By Marcus M. Mottley, Ph.D.
While it is understood that the historical role of our diplomatic ambassadors is to serve as official representatives of Antigua and Barbuda, the changing realities of our economic and developmental challenges necessitate that this role evolves in much, much more.
In recent times we have seen some of our more able ambassadors play key roles, not only in ceremonial capacities, but in other roles such as negotiating critical and strategic agreements with foreign governments for social and economic projects. These foreign service officials bring a dynamic, action and results oriented perspective to their portfolios.
However, those ambassadors are in the minority.
Instead, most of our ambassadors seem to see themselves either as representatives who play ceremonial roles or who are involved in ‘representative activities’ where they attend meetings, conferences and social gatherings, or ‘represent’ our nation at celebratory activities hosted by other countries.
The majority of these ambassadors also see their role as that of ‘representing the views and concerns’ of our Government and spend a lot of time articulating those views to the power structures in the countries to which they are attached.
Many of these ambassadors have fitted into the comfortable roles that their predecessors appointed by the previous ALP administrations have always played. They have embraced the mantle of pomp, circumstance, and importance with which their positions come. Yes… it is important to represent our nation at some of the events to which they are invited… and to be present at the table… But, over the years that I have observed some of them here in Washington, too many have seen this social, ceremonial and philosophical representational role… as the role.
That needs to change. As a matter of fact… they should not have a role… but a job description with timelines, deliverables, performance factors and measurable outcomes!
A small nation like Antigua and Barbuda cannot afford to have ambassadors who play primarily philosophical, social and ceremonial roles. In this I am referring to both resident and non-resident ambassadors, and ambassadors-at-large. The country can only afford a handful of ambassadors at home or abroad. So we need those few to deliver big… to deliver the kinds of projects that impact hundreds of our citizens… in big ways.
A few of our current ambassadors ensure that they are able to secure a few tit-bits of aid for groups or government departments at home. Maybe a fire-truck last year, an ambulance last month, a police motor bike at the end of the year – all delivered with pomp and high ceremony. Yes… these are feel-good and look-good gifts from other countries. Good.
Yet, what we really need are ambassadors who negotiate bilateral agreements and develop international relationships that translate into major sustainable developmental projects for small business and communities. We don’t need fishes… we need the training and sustainable support mechanisms that will allow us to do our own fishing using modern day technological advancements.
Ambassadors who reside in other countries must bring a new perspective to their jobs. Rather than adopting the historically egotistical, puffed-up and self-centered attitude of some of their predecessors, they should embrace a creative and marketing oriented outlook whereby everything they do is about promoting the nation – not for the sake of international stature… but for the sake of economic growth and national development.
To foster this, I suggest the following:
- Involve Antiguans and Barbudans who reside in their jurisdiction in every aspect of their efforts to market and promote our country. We literally have an army of volunteers who can be involved in every aspect of the work that embassies and consulates are tasked to do. There are qualified Antiguans and Barbudans all over the world who have waited… and are waiting… and are willing to do their part… to contribute to our country’s development. Involve them. Identify Antiguans and Barbudans who would volunteer to be leaders in a variety of projects that would benefit small businesses, and people in communities at home.

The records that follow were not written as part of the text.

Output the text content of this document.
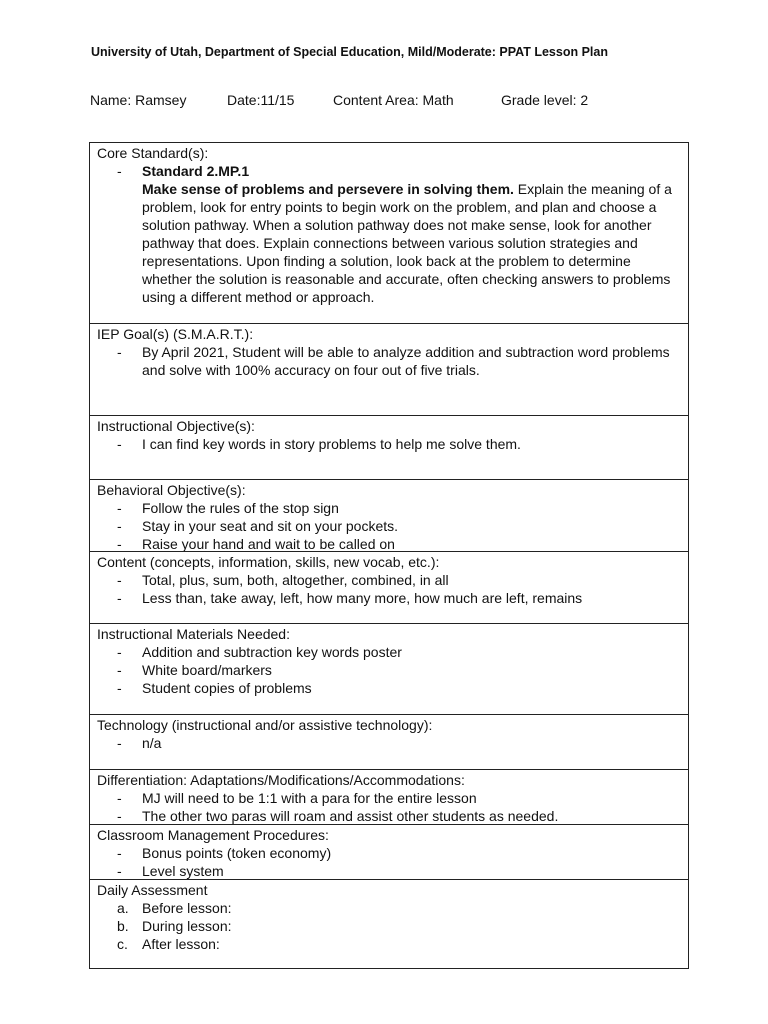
University of Utah, Department of Special Education, Mild/Moderate: PPAT Lesson Plan
Name: Ramsey	Date:11/15	Content Area: Math	Grade level: 2
Core Standard(s):
-	Standard 2.MP.1
Make sense of problems and persevere in solving them. Explain the meaning of a problem, look for entry points to begin work on the problem, and plan and choose a solution pathway. When a solution pathway does not make sense, look for another pathway that does. Explain connections between various solution strategies and representations. Upon finding a solution, look back at the problem to determine whether the solution is reasonable and accurate, often checking answers to problems using a different method or approach.
IEP Goal(s) (S.M.A.R.T.):
-	By April 2021, Student will be able to analyze addition and subtraction word problems and solve with 100% accuracy on four out of five trials.
Instructional Objective(s):
-	I can find key words in story problems to help me solve them.
Behavioral Objective(s):
-	Follow the rules of the stop sign
-	Stay in your seat and sit on your pockets.
-	Raise your hand and wait to be called on
Content (concepts, information, skills, new vocab, etc.):
-	Total, plus, sum, both, altogether, combined, in all
-	Less than, take away, left, how many more, how much are left, remains
Instructional Materials Needed:
-	Addition and subtraction key words poster
-	White board/markers
-	Student copies of problems
Technology (instructional and/or assistive technology):
-	n/a
Differentiation: Adaptations/Modifications/Accommodations:
-	MJ will need to be 1:1 with a para for the entire lesson
-	The other two paras will roam and assist other students as needed.
Classroom Management Procedures:
-	Bonus points (token economy)
-	Level system
Daily Assessment
a. Before lesson:
b. During lesson:
c.	After lesson:
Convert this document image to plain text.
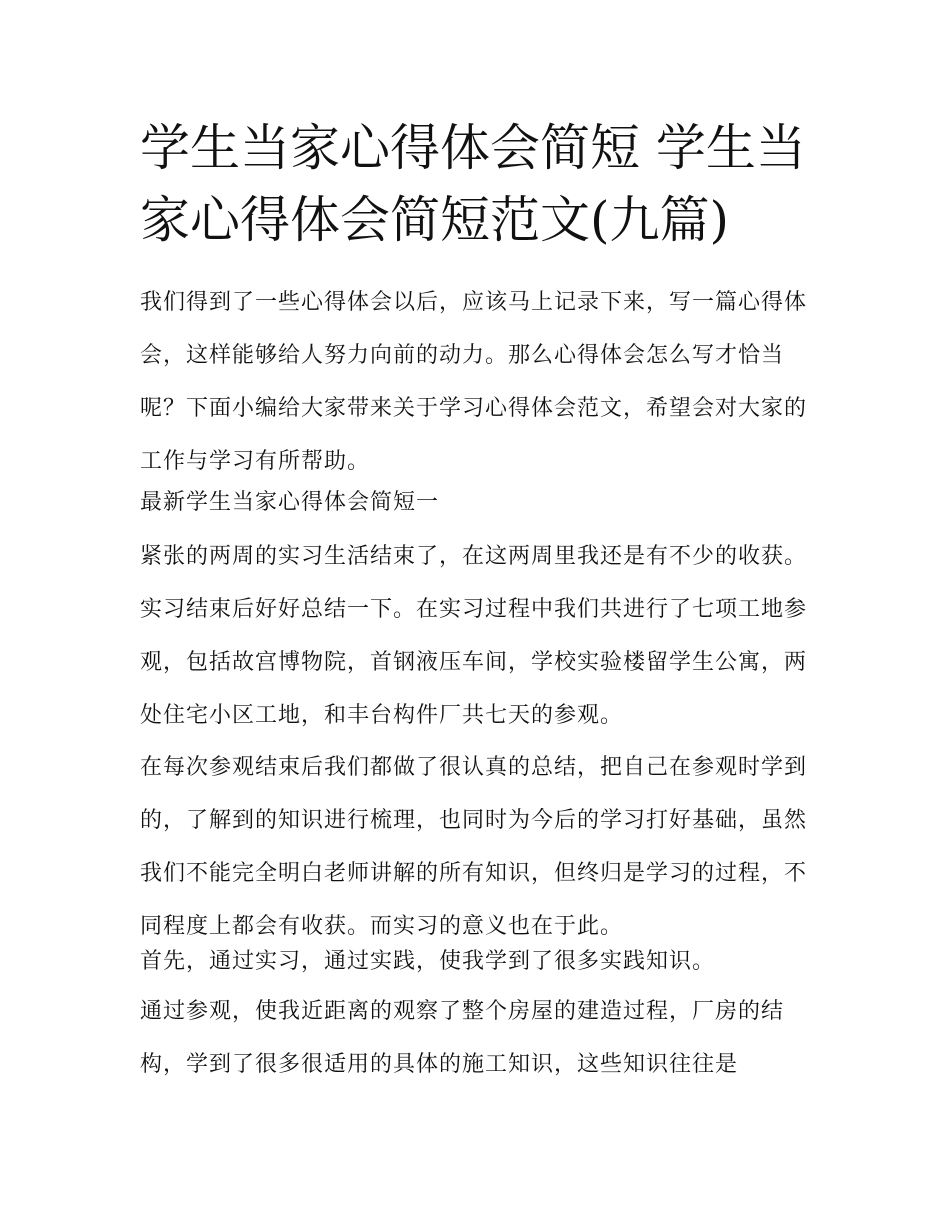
学生当家心得体会简短 学生当家心得体会简短范文(九篇)

我们得到了一些心得体会以后，应该马上记录下来，写一篇心得体会，这样能够给人努力向前的动力。那么心得体会怎么写才恰当呢？下面小编给大家带来关于学习心得体会范文，希望会对大家的工作与学习有所帮助。

最新学生当家心得体会简短一

紧张的两周的实习生活结束了，在这两周里我还是有不少的收获。实习结束后好好总结一下。在实习过程中我们共进行了七项工地参观，包括故宫博物院，首钢液压车间，学校实验楼留学生公寓，两处住宅小区工地，和丰台构件厂共七天的参观。

在每次参观结束后我们都做了很认真的总结，把自己在参观时学到的，了解到的知识进行梳理，也同时为今后的学习打好基础，虽然我们不能完全明白老师讲解的所有知识，但终归是学习的过程，不同程度上都会有收获。而实习的意义也在于此。

首先，通过实习，通过实践，使我学到了很多实践知识。

通过参观，使我近距离的观察了整个房屋的建造过程，厂房的结构，学到了很多很适用的具体的施工知识，这些知识往往是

- Every resident ambassador should see himself/herself as a marketing executive who represents our nation to “proven”, Fortune 1000 companies and their executives and to ‘blue-chip’ investors. Ambassadors need training in a variety of skills including how to present and marketing our country.
- Every ambassador – resident and non resident – should develop a business plan… Yes… a business plan than indicates what he/she is going to do over the next three years, what area of the economy or national development he or she will target, what the projected deliverables will be and the timelines for such deliverables.
- If ambassadors are going to focus on such things as seeking scholarships (or overseeing scholarships as some are doing…) they must be able to provide (in dollars and cents) the short and long term benefits to our nation of such scholarships. This is to ensure that we are able to provide the nation with the most qualified, certified and trained workforce possible. We must also avoid current and past mistakes. How many more medical doctors can our nation sustain? How about graduate degrees in agriculture, nursing (rather than importing nurses), educational administration, mental health, civil engineering, small business development and entrepreneurship… etc.?
- The Ministry of Foreign Affairs should be managed by professionals who respond quickly to the needs of our ambassadors. The current status where everything moves like pitch… where nothing gets done quickly (if ever), where Permanent Secretaries rule as hold overs from the 1940s must change. The ministry too must evolve.
Our Foreign Service Officers are our frontline representatives to the rest of the world. Therefore, we must put our best (professional, qualified, can deliver, proven) people in those exalted positions so that they can deliver exalted outcomes! We must task them with a new and different mandate… a mandate to bring home the kinds of results that will give Antigua and Barbuda visible and measurable returns on its investment in them.